What she discovered was depressing — and ultimately grabbed national headlines. In that first week alone in early August, she found about 330 schools across the country dealing with COVID-19. She also heard from teachers who fear the unknowns about what’s going to happen when they go back to their classrooms and whether enough people will be told about COVID-19 cases in schools, The Kansas City Star reports.
“There were only three or four states that were even having school and there were already cases, which is why the information was so shocking in the first place,” said Morris.
She plotted the information on a spreadsheet and shared her unique tracker on her personal Facebook page and a page for Kansas teachers. The data quickly made the rounds on other Facebook pages for teachers around the country, and people volunteered to help her track cases, which ran into the thousands.
The crowd-sourced effort drew attention from the national media, including The Washington Post, Good Morning America and NPR.
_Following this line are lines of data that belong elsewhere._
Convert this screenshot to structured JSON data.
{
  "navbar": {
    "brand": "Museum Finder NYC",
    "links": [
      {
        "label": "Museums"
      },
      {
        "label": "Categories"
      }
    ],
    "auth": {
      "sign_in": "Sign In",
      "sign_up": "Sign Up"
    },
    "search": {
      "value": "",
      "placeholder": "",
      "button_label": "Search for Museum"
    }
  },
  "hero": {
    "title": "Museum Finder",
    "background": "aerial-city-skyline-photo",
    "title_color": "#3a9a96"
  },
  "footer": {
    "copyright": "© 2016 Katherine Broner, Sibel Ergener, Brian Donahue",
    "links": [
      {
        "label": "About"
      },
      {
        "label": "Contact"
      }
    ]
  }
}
“I’ve always been kind of a spreadsheet nerd,” Morris told the Kansas National Education Association, which also featured her on its website. “I thought it would be a productive use of my time, waiting for school to start.”
The national NEA took notice, too, and last week the union took over the project, calling it a “snapshot of coronavirus outbreaks” in U.S. public schools, kindergarten through 12th grade.
It lists confirmed and suspected cases of COVID-19, and deaths state by state, with a goal of protecting “educators, students, and their families from unsafe reopening policies,” the NEA website says.
“I just wanted to see what patterns I could find because I had already seen high schools were reporting a lot of cases,” said Morris, who was happy to hand off the labor-intensive project.
As she read hundreds of news stories about COVID-19 and schools, she saw that as the medical experts have warned from the beginning, COVID-19 is indiscriminate, though clearly there were more cases reported in high schools than grade schools.
Studies show younger kids are less likely to get COVID-19 than older students, one reason many districts are letting grade schoolers return to classrooms. The data shows younger children are not driving the pandemic.
Morris found cases of the virus infecting “student athletes, teachers there for pre-service, custodians — quite a few — administrators, superintendents, food workers, and transportation drivers, like bus drivers,” before most districts had even opened, she said.
“Through my findings, and please note, this is all speculation. I don’t have any hard facts or percentages in mind, but the one thing that became clear is that no age group is immune to this,” she said. “I logged cases at almost every grade level. I remember specifically, a second-grade class where a second-grader tested positive and the whole class had to quarantine.
“I will say there have been significantly more cases in the high school area. And I’ve seen a lot come through sports teams.”